Saturday, October 6, 2012

Oklahoma Evolution Workshop, Part Three

The workshop sponsored by Oklahomans for Excellence in Science Education has brought together high school teachers and college faculty from Oklahoma and Texas. It began Friday night, October 5, and continues this morning. A few minutes ago, I blogged about the first two presentations, both of which addressed the scientific way of knowing about the world.

Now, Dr. Richard Broughton, a zoologist at the University of Oklahoma, is discussing how to interpret phylogenetic trees and how the phylogenetic way of thinking has changed our view of life. A millennium ago, scholars all believed that everything from the simplest animals to humans formed a scale of being from lower to higher. After Darwin, most scientists accepted that all organisms were part of a tree of life, rooted in a common ancestor--but they still accepted humans as the top of the tree, as if this is what the tree was meant to produce. But, when you think about real trees, you would never think that the top twig (if you can even identify it) is what the tree is all about. Modern evolutionary thinking identifies all species as being equally "evolved," all of them (us) being twigs on the tree.

Phylogenetic thinking has gotten scientists to think in terms of evolutionary branch points. Mammals, for example, all share a common ancestor (phylogenetic branch point), while all birds share a common (dinosaur) ancestor. Further back in time, birds and mammals shared a common vertebrate ancestor. This ancestor had the same limb bone pattern found in birds and humans, therefore this pattern is homologous. But this ancestor did not fly; bat and bird wings are, therefore, analogous--they evolved separately, despite their similar appearance. Phylogenetic trees can be based on physical characteristics (bones, wings, etc.) or on DNA data.
Rich had the participants figure out a phylogenetic tree based on a set of xerox copies; the ones that have the same shared derived characters (smudges made in copying) have a more recent common ancestor than the other. Therefore phylogenetic analysis can be used to figure out the pedigree of, for example, ancient Biblical manuscripts.
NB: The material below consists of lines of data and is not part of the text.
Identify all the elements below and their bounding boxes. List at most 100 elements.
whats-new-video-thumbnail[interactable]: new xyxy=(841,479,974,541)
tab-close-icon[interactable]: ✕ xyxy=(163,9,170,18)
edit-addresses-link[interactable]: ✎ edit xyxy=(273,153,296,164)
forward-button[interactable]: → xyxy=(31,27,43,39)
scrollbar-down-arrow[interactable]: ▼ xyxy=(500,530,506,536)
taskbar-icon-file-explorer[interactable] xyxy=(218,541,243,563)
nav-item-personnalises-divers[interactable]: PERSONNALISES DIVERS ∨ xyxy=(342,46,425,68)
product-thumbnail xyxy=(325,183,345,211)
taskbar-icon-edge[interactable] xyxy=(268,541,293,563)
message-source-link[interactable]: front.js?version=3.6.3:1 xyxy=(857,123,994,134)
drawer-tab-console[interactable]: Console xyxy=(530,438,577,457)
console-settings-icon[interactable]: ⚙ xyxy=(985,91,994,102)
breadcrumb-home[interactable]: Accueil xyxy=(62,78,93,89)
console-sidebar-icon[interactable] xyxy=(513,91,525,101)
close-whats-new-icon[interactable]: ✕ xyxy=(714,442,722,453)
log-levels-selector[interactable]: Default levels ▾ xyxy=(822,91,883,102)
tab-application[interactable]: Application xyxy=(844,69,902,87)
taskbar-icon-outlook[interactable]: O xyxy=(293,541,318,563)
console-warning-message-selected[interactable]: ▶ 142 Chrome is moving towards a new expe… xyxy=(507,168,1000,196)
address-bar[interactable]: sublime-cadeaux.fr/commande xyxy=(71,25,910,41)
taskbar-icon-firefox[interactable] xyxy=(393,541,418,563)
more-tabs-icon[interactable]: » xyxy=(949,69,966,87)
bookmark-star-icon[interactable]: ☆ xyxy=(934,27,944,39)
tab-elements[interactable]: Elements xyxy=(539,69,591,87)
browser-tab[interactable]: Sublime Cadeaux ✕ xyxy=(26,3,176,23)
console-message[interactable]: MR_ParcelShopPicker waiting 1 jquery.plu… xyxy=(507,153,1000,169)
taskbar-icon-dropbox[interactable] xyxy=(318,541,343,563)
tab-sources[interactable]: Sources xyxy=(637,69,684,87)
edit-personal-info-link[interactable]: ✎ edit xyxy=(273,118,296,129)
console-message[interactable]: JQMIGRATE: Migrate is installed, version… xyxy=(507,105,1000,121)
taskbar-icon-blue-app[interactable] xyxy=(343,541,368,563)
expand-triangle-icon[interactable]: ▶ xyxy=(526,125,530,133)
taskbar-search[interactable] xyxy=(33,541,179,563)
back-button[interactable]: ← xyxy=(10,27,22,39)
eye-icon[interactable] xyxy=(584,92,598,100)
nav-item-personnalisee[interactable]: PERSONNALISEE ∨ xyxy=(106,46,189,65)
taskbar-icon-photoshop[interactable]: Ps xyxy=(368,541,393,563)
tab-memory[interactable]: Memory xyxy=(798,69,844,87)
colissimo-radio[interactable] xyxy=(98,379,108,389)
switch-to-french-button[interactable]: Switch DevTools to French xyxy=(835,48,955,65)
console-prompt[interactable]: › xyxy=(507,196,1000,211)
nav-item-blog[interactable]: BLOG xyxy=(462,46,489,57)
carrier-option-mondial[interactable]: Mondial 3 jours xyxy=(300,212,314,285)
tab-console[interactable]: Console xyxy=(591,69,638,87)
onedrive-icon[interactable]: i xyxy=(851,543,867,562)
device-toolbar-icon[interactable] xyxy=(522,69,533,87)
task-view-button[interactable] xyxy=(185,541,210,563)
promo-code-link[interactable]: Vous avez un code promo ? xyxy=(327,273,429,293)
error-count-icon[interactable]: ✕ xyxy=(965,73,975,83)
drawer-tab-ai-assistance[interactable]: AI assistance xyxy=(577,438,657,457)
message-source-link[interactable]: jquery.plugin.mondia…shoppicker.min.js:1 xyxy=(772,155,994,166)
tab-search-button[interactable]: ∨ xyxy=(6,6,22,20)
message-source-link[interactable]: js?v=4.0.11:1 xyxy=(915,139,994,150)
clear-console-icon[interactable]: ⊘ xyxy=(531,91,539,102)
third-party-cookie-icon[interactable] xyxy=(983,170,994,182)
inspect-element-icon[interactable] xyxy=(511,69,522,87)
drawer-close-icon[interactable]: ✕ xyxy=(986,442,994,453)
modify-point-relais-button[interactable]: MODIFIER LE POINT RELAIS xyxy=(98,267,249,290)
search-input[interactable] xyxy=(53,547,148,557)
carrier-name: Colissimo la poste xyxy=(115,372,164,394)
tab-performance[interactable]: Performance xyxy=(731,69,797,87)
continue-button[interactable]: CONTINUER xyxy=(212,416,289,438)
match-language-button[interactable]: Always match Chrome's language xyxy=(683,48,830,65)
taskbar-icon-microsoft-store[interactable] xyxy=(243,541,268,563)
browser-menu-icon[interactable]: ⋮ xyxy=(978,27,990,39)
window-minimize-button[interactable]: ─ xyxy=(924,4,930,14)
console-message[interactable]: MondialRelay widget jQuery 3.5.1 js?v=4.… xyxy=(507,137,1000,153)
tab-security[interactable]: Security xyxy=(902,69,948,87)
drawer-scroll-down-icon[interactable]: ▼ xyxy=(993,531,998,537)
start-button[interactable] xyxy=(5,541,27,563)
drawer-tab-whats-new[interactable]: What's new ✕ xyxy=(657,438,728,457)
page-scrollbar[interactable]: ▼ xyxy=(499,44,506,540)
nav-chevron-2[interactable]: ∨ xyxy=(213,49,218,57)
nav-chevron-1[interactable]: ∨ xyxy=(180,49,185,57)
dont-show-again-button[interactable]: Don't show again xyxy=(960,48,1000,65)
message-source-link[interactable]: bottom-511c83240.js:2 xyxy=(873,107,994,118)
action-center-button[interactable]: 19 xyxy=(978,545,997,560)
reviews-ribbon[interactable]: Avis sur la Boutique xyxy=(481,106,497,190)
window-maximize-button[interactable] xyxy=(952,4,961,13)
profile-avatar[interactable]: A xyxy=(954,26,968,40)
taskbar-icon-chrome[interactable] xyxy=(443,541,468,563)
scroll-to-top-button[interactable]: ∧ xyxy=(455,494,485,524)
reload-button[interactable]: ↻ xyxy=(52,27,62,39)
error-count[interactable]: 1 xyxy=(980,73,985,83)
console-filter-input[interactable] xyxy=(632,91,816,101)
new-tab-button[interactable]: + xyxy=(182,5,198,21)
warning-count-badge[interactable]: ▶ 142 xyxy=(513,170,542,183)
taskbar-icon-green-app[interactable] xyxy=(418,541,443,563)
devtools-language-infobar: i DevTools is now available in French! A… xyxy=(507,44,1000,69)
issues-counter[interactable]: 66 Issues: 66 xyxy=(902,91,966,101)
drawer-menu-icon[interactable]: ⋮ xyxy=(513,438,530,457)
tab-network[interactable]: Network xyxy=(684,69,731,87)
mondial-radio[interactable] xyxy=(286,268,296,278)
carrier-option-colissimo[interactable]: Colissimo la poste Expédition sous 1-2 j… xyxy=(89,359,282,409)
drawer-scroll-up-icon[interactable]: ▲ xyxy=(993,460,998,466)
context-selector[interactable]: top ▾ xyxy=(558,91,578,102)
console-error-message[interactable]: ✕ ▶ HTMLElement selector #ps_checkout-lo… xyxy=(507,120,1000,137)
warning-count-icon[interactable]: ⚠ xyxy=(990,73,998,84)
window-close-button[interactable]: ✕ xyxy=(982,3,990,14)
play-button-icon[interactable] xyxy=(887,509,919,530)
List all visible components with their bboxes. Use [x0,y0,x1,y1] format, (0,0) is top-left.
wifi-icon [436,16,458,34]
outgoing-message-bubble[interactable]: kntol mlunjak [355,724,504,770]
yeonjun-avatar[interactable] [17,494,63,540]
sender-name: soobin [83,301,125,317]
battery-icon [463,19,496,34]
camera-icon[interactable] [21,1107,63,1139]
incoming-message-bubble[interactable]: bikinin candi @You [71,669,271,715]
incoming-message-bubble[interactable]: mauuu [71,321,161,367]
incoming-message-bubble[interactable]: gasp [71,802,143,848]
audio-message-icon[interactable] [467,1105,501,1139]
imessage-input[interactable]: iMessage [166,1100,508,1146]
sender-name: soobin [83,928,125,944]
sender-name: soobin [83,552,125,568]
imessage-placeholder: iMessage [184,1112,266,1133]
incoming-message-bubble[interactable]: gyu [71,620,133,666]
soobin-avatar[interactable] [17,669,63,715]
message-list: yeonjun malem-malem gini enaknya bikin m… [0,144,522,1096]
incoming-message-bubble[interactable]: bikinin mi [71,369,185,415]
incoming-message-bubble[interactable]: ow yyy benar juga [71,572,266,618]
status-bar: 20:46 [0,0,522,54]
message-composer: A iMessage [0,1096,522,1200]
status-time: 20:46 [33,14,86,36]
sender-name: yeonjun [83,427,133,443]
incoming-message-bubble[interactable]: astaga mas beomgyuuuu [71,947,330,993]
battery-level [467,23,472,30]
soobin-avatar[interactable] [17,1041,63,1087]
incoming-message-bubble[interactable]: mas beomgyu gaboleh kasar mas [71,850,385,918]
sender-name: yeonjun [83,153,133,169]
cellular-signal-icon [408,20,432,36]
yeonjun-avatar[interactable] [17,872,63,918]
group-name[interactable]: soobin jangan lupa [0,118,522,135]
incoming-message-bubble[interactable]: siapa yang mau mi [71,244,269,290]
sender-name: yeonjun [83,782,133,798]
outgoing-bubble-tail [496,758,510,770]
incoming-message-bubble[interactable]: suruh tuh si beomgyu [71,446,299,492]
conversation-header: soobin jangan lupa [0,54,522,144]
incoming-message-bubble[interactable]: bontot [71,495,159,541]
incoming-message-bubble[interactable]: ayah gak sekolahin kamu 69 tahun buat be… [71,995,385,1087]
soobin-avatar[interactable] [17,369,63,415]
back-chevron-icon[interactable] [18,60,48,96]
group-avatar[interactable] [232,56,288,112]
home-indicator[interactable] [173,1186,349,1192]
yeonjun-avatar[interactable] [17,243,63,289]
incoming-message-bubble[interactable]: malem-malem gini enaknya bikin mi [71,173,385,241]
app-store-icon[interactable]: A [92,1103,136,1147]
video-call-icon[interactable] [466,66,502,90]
One of the best pieces of genetic evidence for a shared ancestry of chimps and humans is human chromosome 2. The genes of human chromosome 2 line up with those of two chimp chromosomes, but one of them is reversed. Human chromosome 2 has nonfunctional telomeres in the middle, and a nonfunctional centromere--which exactly fits what you would expect if two ancestral chromosomes fused together end to end in the human lineage, but not in chimps. But, as Rich emphasized, there are a lot of other pieces of genetic evidence, including shared noncoding DNA inherited from a shared ancestor. You can construct a phylogenetic tree of primates based on nothing but ERV (endogenous retroviruses; dead viruses that got stuck in the chromosomes) and it matches the phylogenetic trees constructed on the basis of completely different sets of data. The recent availability of whole-genome sequencing has allowed many new examples to be found. A group discussion revealed that no coherent explanations have been offered for these genetic patterns by creationists, who reject shared ancestry.

Even something as easy to understand as vitamin C provides evidence of evolutionary ancestry. The bodies of most mammals can make vitamin C, but primates cannot. Primates must get vitamin C from their food. By chance, the ancestors of mammals lost the ability to produce vitamin C, but it didn't matter, because they ate lots of fruit. We still have the gene for making vitamin C, but it sits unused in our chromosomes.

Scientists study species such as fruit flies--why? Some politicians think this is ridiculous, and boldly say so. But we share a lot of genes with fruit flies, and we can learn a lot about these genes by studying fruit flies. It is evolution that makes sense of this pattern. It confirms what Darwin said, even though he could not have imagined any of these molecular patterns.